4 examples of programmed cell death. Destruction of embryonic tissues, involution (shrinking) of endometrium during menstrual cycle, removal of immune cells after inflammation, mechanism by which T cells kill viruses and bacteria.
Just give names of 3 types of necrosis. Liquefaction, coagulation, and caseous necrosis.
An abscess is a result of what? Liquefaction necrosis: catalytic enzymes released from dead cells into interstitial space liquefy surrounding tissue and a yellow fluid is formed.
What causes an infarction? Coagulation necrosis seen in area of infarction (cell death) when artery supplying tissue is blocked >Hypoxia >lactic acid >denatures cell enzymes and structural proteins>tissue is firm and gray (same as cooked egg).
What is associated with lesions of tuberculosis? Caseous necrosis (type of liquefaction n.). Has a cheese-like center.
What is gangrene and what are the three types? A large area of necrotic tissue. Dry, wet, or gas gangrene.
What characterizes gas gangrene? "Clostridium" infection produces toxins and H2S bubbles.
What characterizes dry gangrene (cause, ROS, where, type of necrosis)? Cause: interference of arterial blood supply to body part (not venous)(= coagulation necrosis), slow spreading, in extremities. Area dries, shrinks, skin wrinkles, color darkens to drk brown or black. Is a line of demarcation.
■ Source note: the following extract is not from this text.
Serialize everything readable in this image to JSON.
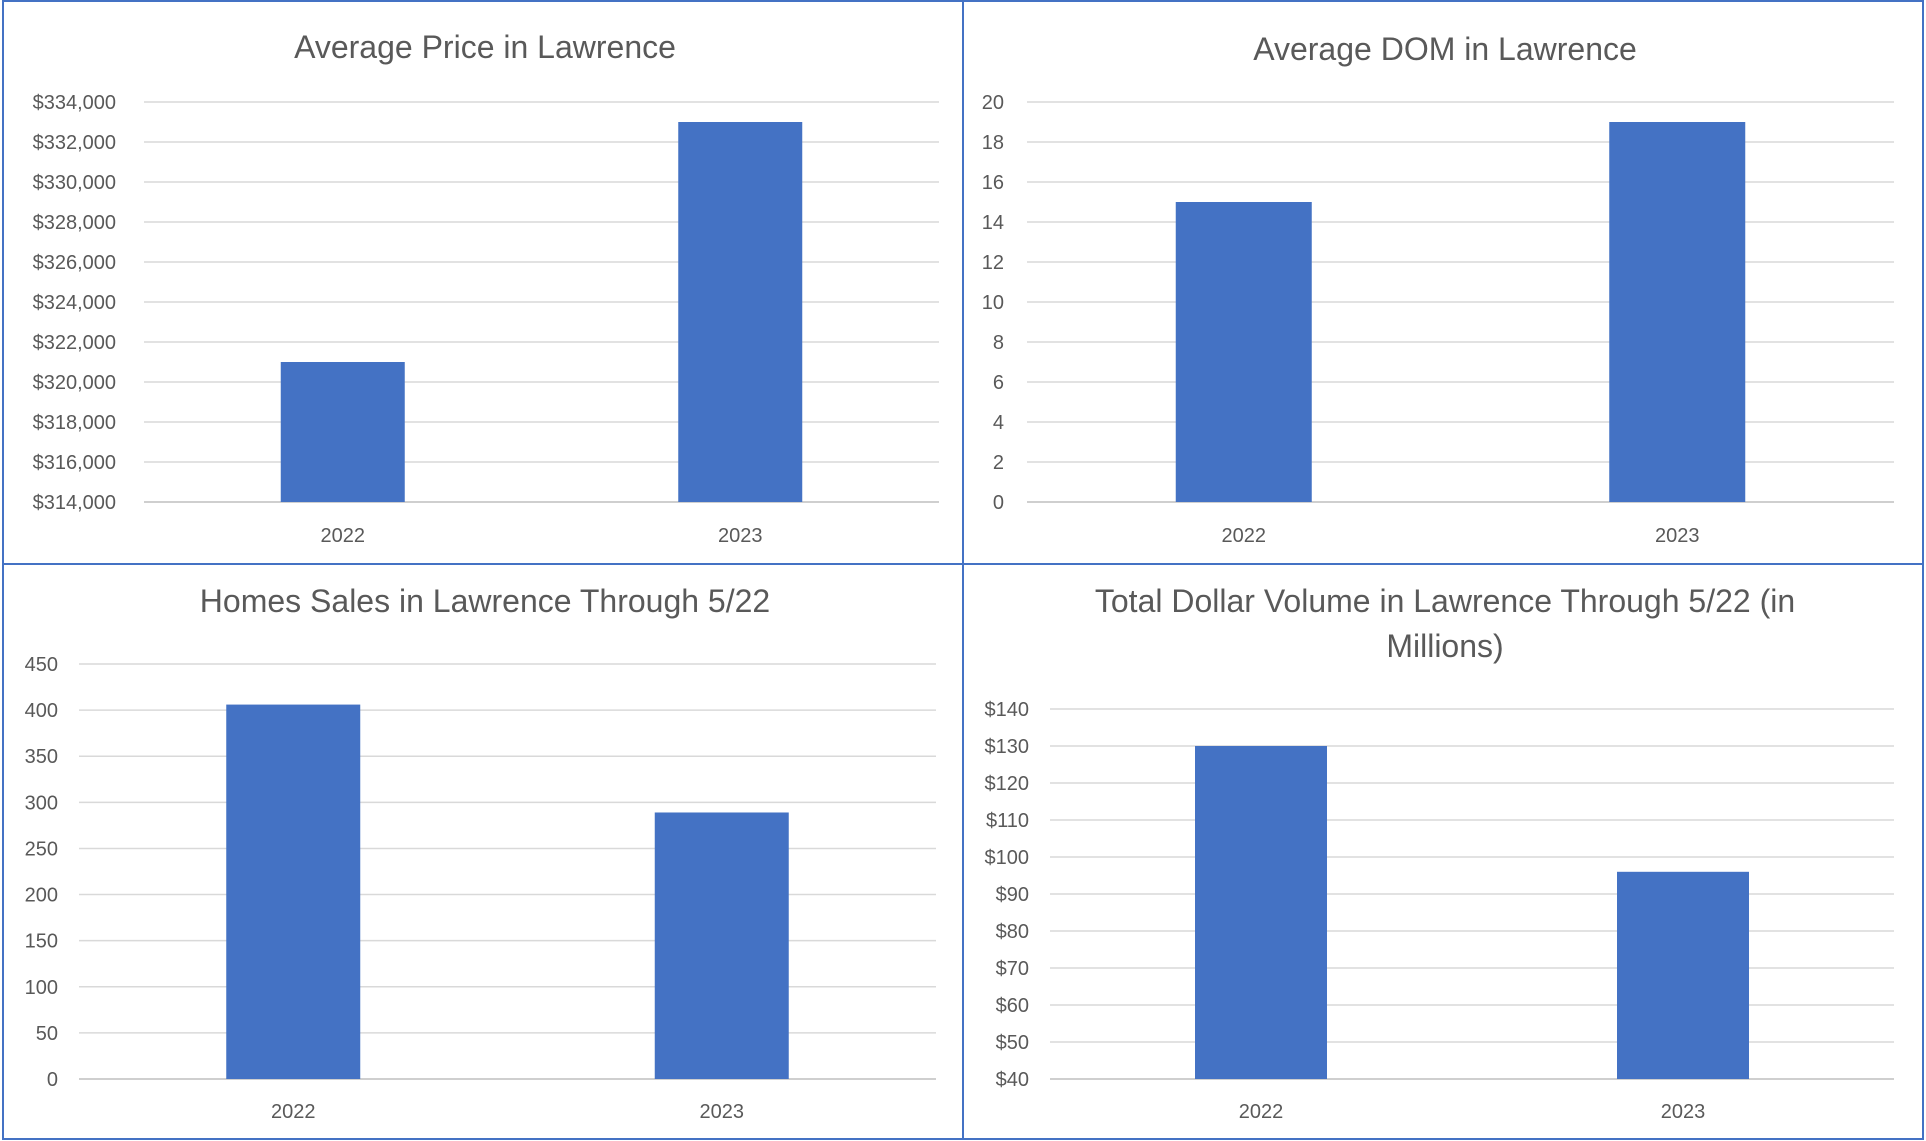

Describe wet gangrene (cause, ROS, where, type of necrosis). Lack of venous return(fluid accumulation). Area moist, black, under tension. Fast spreading, bacterial infection, can spread to internal organs, no line of demarcation, tissue tends to liquefy (liquefaction necrosis). Eventual death.
What cells are most vulnerable to ischemia and why? CNS neurons most vulnerable to ischemia (decreased blood supply) because they have a high metabolic rate and rely on glucose to make ATP.
What cells are vulnerable to toxins? Liver cells are more susceptible to toxins and they breakdown toxins and are therefore exposed to toxic byproducts.
What cells are most affected by ionizing radiation? Rapidly dividing cells such as epidermis, red bone marrow, and epithelial cells lining the GI tract are most affected because ionization radiation damages DNA.